Getting Started with WinCC OA: Part 10 - Panel Nesting and $-Parameters

Welcome back to “Getting Started with WinCC OA”! If you aren’t familiar with the series’ previous topics, it’s recommended that you read the prior installments before proceeding:

Way back in Part 3 of “Getting Started with WinCC OA”, we investigated the basics of panel creation and development by adding objects and configuring their properties. In Part 10, we’ll dive back into the world of panels by looking at panel nesting and the mechanism with which we pass information from one panel to its nested counterpart: $-Parameters.

Panel References/Embedded Panels

Panel references are used to insert or nest existing panels (reference panels) into other panels (parent panels). This is useful for creating commonly repeated objects like valves or motors and utilizing them in larger systems. If changes are made to the original panel, all references will similarly update within their parent panel.

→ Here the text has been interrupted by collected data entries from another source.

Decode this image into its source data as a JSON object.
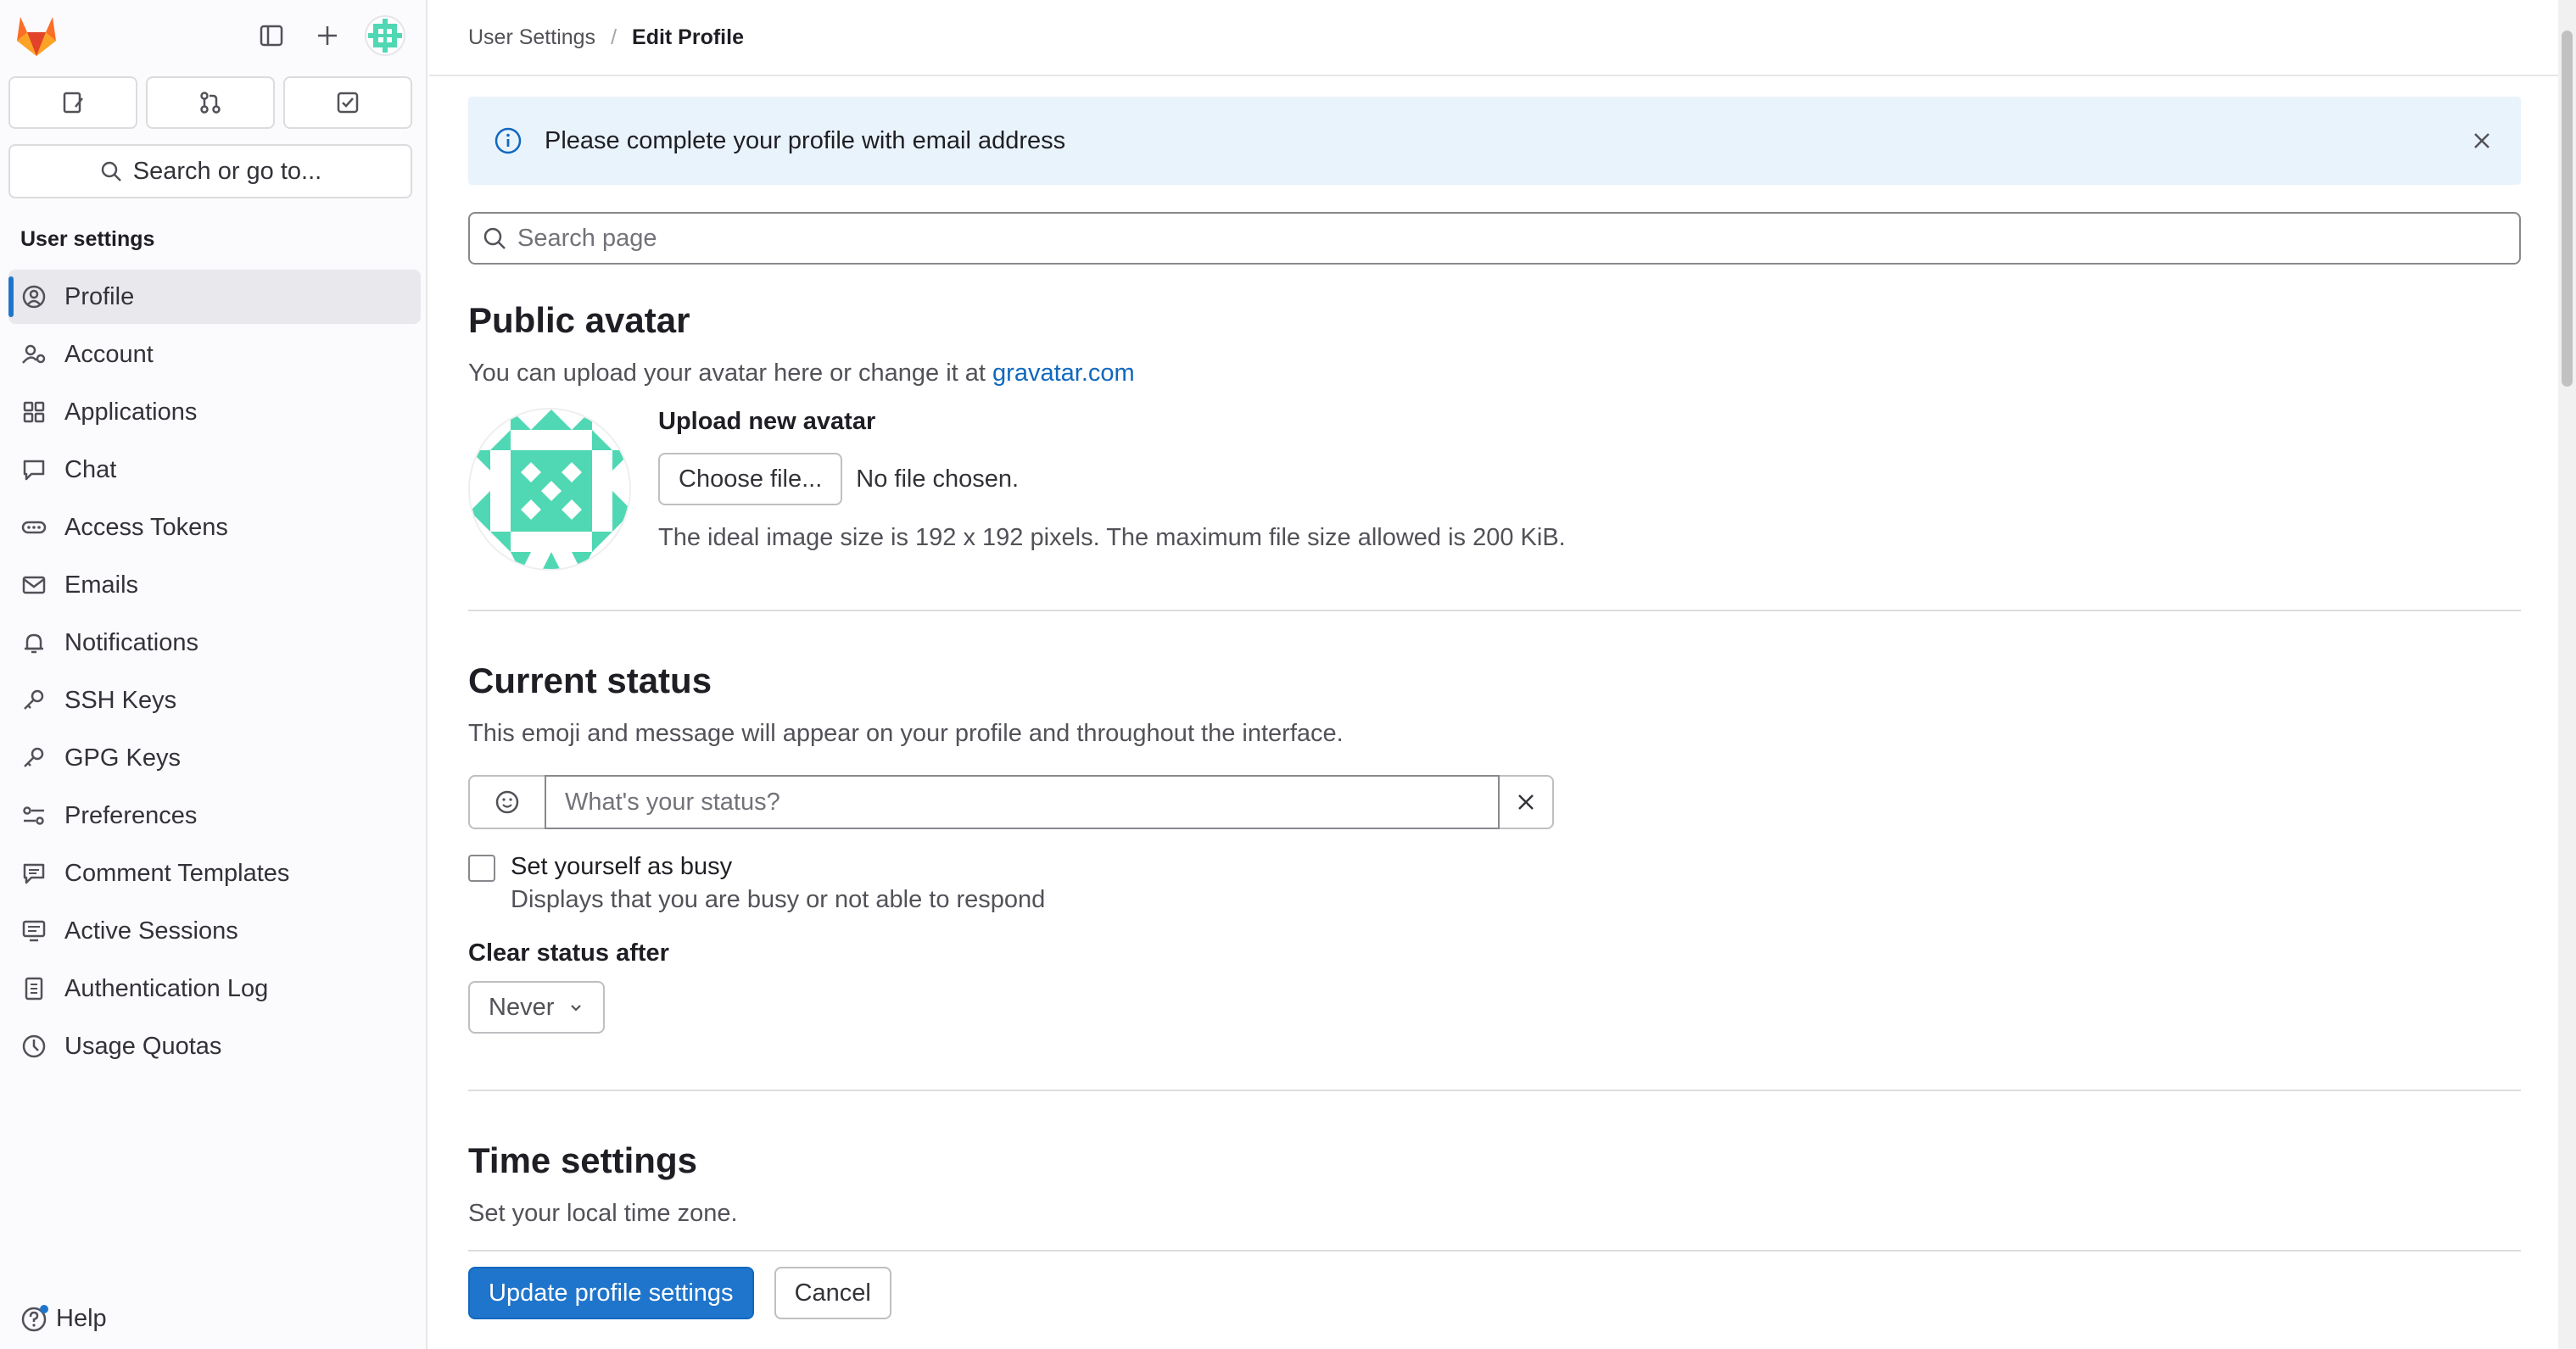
{
  "sidebar": {
    "search_label": "Search or go to...",
    "section_title": "User settings",
    "items": [
      {
        "label": "Profile",
        "icon": "profile-icon"
      },
      {
        "label": "Account",
        "icon": "account-icon"
      },
      {
        "label": "Applications",
        "icon": "applications-icon"
      },
      {
        "label": "Chat",
        "icon": "chat-icon"
      },
      {
        "label": "Access Tokens",
        "icon": "token-icon"
      },
      {
        "label": "Emails",
        "icon": "mail-icon"
      },
      {
        "label": "Notifications",
        "icon": "bell-icon"
      },
      {
        "label": "SSH Keys",
        "icon": "key-icon"
      },
      {
        "label": "GPG Keys",
        "icon": "key-icon"
      },
      {
        "label": "Preferences",
        "icon": "preferences-icon"
      },
      {
        "label": "Comment Templates",
        "icon": "comment-template-icon"
      },
      {
        "label": "Active Sessions",
        "icon": "monitor-icon"
      },
      {
        "label": "Authentication Log",
        "icon": "log-icon"
      },
      {
        "label": "Usage Quotas",
        "icon": "quota-icon"
      }
    ],
    "help_label": "Help"
  },
  "breadcrumb": {
    "parent": "User Settings",
    "separator": "/",
    "current": "Edit Profile"
  },
  "alert": {
    "message": "Please complete your profile with email address"
  },
  "page_search": {
    "placeholder": "Search page"
  },
  "avatar_section": {
    "title": "Public avatar",
    "description_prefix": "You can upload your avatar here or change it at",
    "description_link": "gravatar.com",
    "upload_label": "Upload new avatar",
    "choose_button": "Choose file...",
    "no_file": "No file chosen.",
    "hint": "The ideal image size is 192 x 192 pixels. The maximum file size allowed is 200 KiB."
  },
  "status_section": {
    "title": "Current status",
    "description": "This emoji and message will appear on your profile and throughout the interface.",
    "placeholder": "What's your status?",
    "busy_label": "Set yourself as busy",
    "busy_help": "Displays that you are busy or not able to respond",
    "clear_label": "Clear status after",
    "clear_value": "Never"
  },
  "time_section": {
    "title": "Time settings",
    "description": "Set your local time zone."
  },
  "actions": {
    "submit": "Update profile settings",
    "cancel": "Cancel"
  },
  "colors": {
    "primary": "#1f75cb",
    "alert_bg": "#e9f3fc",
    "avatar": "#4fd8b3",
    "logo": "#e24329"
  }
}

To create a panel reference, simply drag a panel from the Project View tree onto the working space of another panel.

$-Parameters

Often, developers will want a reference panel to receive specific properties from its parent panel (including, but not limited to, colors, dpes, and text); This is done via $-Parameters(dollar parameters). $-Parameters are defined in reference panel scripting simply by placing a “$” in front of a variable name. Whenever a reference panel is added to a parent panel, a “Reference Defining” popup will appear and the user can configure $-Parameters as they choose. $-Parameters can be later changed by either:

  1. Double-clicking the panel reference to bring up the “Reference Defining” popup
  2. Changing the $-Parameters directly in the panel properties

Example

To continue with our evolving example panel from prior “Getting Started with WinCC OA” installments, let’s now assume that we now have three motors that we want to use with our TestPanel. With two additional motors, we must first add additional datapoints in Para to represent the new motors’ PLC tags. Simply add two new datapoints (“myMotor2” and “myMotor3”) underneath our “myDatapointType” datapoint type.

Now that we have our additional motors configured in Para, we’ll want to create three references of TestPanel in another parent panel. However, our current TestPanel is configured to work only with the “myMotor” datapoint.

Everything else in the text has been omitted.